A case against currying

Distinctions: Currying vs Tuples vs Parameter Lists

  • Several commenters argue all three are isomorphic in theory, but many languages treat parameter lists and tuples as distinct constructs (you can’t just pass a tuple where a parameter list is expected).
  • Some see value in treating all functions as single-argument over tuples (cleaner theory, simpler interpreters). Others prefer explicit multi-arg parameter lists for ergonomics and features like named arguments and defaults.
  • There’s debate over whether this third distinction (tuples vs parameter lists) is meaningful or mostly syntactic/ergonomic.

Ergonomics, Readability, and Errors

  • Critics of currying emphasize:
    • Ambiguity at call sites: f a b might be a value or a partially-applied function; you must know the arity from the type.
    • Missing-argument bugs: (f 1 2) instead of (f 1 2 3) silently yields a function; errors surface later and far away.
    • Harder-to-read code in large codebases, especially for newcomers.
  • Supporters value:
    • Concise pipelines and composition without lambdas (e.g., x |> f a b |> g c d).
    • Pointfree style and smoother equational reasoning.
  • Several people favor explicit partial-application syntax (placeholder “holes” like _, $, %, or it) as clearer than implicit currying, while still ergonomic.

Named Arguments and Business Code

  • Some argue named parameters are generally better in “business” code, reducing positional mistakes.
  • Counterpoints: redundancy when variable names already match parameter names, and friction when domain-specific names differ; features like name elision and “field punning” help but don’t fully resolve the tension.

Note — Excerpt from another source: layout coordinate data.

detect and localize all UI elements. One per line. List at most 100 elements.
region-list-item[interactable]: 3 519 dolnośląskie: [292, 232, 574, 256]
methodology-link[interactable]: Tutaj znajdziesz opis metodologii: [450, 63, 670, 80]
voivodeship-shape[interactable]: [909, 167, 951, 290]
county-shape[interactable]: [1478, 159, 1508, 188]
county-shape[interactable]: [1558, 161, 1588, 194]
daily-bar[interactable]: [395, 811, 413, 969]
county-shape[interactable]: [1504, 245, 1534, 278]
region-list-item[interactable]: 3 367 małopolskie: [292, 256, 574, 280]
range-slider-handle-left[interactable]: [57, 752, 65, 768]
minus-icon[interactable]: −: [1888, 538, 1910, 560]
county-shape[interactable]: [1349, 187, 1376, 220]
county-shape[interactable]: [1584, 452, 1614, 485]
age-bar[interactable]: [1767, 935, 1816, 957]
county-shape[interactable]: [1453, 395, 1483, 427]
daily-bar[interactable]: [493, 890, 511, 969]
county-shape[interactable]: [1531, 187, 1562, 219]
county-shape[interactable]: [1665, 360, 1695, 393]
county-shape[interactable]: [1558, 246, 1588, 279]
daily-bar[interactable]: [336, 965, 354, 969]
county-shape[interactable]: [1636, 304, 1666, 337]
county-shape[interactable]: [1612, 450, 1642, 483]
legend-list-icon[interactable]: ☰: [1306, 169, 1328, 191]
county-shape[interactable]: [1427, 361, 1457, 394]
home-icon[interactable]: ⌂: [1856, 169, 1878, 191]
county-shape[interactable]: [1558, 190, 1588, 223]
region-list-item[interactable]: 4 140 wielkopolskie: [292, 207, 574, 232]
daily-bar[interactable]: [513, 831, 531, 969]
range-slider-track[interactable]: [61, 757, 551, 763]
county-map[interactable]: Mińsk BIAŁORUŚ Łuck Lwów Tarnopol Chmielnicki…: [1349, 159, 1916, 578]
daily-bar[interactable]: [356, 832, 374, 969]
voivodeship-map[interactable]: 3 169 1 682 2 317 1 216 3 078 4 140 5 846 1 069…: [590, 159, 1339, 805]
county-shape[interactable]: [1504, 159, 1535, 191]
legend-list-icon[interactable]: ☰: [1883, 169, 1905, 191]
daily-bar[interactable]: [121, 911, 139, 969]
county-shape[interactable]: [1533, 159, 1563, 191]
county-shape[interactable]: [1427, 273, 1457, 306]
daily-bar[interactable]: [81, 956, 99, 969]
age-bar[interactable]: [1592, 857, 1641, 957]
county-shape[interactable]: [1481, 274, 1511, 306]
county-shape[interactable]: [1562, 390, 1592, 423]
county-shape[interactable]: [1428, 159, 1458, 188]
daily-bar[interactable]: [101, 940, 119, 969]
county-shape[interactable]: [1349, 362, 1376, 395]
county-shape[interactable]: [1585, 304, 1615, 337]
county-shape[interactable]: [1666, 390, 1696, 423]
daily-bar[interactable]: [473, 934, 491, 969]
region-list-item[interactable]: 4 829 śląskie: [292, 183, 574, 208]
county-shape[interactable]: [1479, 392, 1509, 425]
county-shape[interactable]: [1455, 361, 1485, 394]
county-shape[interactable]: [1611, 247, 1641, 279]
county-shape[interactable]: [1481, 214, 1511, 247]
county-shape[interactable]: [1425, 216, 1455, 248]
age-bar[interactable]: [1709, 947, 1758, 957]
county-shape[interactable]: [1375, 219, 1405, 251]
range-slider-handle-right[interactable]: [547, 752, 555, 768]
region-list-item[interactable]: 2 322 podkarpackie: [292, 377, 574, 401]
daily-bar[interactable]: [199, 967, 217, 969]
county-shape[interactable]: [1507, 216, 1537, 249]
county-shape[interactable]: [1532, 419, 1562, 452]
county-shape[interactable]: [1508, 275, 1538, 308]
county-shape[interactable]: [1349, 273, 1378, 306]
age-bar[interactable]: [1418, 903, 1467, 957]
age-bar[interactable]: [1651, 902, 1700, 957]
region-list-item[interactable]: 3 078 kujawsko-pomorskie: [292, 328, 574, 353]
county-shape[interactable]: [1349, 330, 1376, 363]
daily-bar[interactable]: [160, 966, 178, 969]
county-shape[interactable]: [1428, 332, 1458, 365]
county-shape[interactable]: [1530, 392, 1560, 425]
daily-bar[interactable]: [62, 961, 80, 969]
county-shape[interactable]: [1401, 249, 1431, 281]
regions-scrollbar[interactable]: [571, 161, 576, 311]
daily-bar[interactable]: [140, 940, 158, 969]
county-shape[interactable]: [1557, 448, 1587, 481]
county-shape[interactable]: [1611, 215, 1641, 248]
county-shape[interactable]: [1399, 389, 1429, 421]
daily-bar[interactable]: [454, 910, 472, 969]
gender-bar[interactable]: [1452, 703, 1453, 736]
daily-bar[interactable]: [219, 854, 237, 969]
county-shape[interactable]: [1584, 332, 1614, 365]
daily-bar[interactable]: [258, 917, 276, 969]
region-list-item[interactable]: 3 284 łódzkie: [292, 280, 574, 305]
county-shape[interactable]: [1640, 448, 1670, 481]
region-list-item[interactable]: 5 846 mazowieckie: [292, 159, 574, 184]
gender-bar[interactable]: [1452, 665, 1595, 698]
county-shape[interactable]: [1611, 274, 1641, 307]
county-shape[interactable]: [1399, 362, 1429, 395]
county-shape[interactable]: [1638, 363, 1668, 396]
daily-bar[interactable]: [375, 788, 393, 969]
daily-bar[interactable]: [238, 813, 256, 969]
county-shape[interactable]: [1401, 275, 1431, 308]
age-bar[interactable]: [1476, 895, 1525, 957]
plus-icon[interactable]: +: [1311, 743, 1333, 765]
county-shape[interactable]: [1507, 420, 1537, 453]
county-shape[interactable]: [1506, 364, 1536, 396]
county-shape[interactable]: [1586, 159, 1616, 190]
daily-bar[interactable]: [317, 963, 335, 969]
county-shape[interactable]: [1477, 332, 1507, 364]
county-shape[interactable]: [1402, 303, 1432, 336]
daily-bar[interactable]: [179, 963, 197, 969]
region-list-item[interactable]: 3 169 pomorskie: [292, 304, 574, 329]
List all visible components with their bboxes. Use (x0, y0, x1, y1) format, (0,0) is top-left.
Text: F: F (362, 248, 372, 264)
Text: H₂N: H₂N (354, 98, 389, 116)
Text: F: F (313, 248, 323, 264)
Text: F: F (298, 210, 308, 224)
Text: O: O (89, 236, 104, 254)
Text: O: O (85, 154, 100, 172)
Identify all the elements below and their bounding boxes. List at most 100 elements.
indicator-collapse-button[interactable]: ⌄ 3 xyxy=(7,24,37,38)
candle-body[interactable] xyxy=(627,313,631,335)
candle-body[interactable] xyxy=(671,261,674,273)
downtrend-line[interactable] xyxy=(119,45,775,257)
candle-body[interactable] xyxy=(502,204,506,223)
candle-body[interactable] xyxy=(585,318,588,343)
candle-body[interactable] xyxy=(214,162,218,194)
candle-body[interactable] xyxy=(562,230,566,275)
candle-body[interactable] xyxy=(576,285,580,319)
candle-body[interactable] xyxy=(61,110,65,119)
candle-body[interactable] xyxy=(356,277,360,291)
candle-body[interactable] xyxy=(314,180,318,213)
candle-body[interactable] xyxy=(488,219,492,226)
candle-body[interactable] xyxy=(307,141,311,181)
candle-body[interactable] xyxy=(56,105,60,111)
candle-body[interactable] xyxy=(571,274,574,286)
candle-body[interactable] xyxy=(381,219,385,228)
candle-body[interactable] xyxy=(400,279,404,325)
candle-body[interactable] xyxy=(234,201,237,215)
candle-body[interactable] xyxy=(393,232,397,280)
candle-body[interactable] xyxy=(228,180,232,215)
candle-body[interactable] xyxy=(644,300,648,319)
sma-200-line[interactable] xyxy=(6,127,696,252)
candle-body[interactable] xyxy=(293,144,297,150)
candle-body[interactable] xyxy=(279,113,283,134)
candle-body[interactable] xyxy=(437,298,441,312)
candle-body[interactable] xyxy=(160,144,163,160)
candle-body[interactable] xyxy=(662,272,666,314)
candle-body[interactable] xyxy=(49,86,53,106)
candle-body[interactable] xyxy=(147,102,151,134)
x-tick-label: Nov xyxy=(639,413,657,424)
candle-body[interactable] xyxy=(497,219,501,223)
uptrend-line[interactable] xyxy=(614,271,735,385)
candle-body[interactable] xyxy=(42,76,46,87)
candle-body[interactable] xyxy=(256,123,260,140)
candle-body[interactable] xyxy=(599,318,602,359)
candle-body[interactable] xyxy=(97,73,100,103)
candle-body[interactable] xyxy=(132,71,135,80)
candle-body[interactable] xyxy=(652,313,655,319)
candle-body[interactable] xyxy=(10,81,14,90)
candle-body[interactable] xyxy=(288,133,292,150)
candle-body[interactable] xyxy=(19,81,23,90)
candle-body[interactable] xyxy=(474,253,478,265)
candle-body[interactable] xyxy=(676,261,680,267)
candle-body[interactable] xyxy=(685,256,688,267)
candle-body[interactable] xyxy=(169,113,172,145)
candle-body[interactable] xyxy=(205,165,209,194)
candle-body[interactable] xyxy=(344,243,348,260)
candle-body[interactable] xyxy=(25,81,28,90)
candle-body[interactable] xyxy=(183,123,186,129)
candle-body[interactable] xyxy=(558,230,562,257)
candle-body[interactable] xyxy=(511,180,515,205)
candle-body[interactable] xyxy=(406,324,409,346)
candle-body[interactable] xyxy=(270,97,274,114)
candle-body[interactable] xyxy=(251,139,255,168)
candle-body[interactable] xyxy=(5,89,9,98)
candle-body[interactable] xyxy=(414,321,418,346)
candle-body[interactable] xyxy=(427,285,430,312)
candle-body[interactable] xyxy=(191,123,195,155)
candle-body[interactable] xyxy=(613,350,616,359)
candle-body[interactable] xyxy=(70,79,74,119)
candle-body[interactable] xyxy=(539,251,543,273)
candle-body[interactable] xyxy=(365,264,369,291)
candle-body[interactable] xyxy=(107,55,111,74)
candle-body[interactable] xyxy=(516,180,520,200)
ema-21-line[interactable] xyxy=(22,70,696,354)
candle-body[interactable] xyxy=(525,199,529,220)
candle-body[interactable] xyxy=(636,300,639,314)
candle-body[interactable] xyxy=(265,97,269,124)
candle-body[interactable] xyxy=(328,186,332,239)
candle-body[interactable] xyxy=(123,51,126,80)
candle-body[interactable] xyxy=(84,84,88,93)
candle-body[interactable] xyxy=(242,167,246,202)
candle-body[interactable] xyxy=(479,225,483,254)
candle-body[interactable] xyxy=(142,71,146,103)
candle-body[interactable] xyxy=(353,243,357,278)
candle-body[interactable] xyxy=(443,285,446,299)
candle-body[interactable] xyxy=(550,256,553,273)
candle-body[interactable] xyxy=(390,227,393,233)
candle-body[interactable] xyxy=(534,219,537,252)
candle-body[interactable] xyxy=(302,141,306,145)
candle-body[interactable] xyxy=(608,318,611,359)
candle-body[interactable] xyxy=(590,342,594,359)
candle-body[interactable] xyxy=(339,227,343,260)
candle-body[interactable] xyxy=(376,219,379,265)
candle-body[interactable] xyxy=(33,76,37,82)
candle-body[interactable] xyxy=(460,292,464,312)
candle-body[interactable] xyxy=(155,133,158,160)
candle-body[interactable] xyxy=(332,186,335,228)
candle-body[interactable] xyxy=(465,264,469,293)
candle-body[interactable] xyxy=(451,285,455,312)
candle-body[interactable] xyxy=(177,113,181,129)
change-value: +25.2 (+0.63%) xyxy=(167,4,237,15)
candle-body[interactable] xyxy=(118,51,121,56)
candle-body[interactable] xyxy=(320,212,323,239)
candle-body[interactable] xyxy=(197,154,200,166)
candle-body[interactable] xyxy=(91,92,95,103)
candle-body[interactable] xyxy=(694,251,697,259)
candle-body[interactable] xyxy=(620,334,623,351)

Performance and Implementation

  • Concerns: extra allocations for tuple-passing, and overhead of currying for every call.
  • Others respond that compilers can and do optimize these patterns heavily; performance downsides are often overstated.

Language Design Experiences

  • Coalton recently removed currying in favor of fixed-arity functions, citing clearer type errors and simplicity.
  • Roc and some others reach similar conclusions: make currying/partial application explicit, not the default.
  • Standard ML and some Scheme/Lisp dialects are cited as examples of tuple-based or explicit-partial-application approaches.
  • Haskell/OCaml users report both powerful abstractions from currying and real-world pain from confusing types and error messages.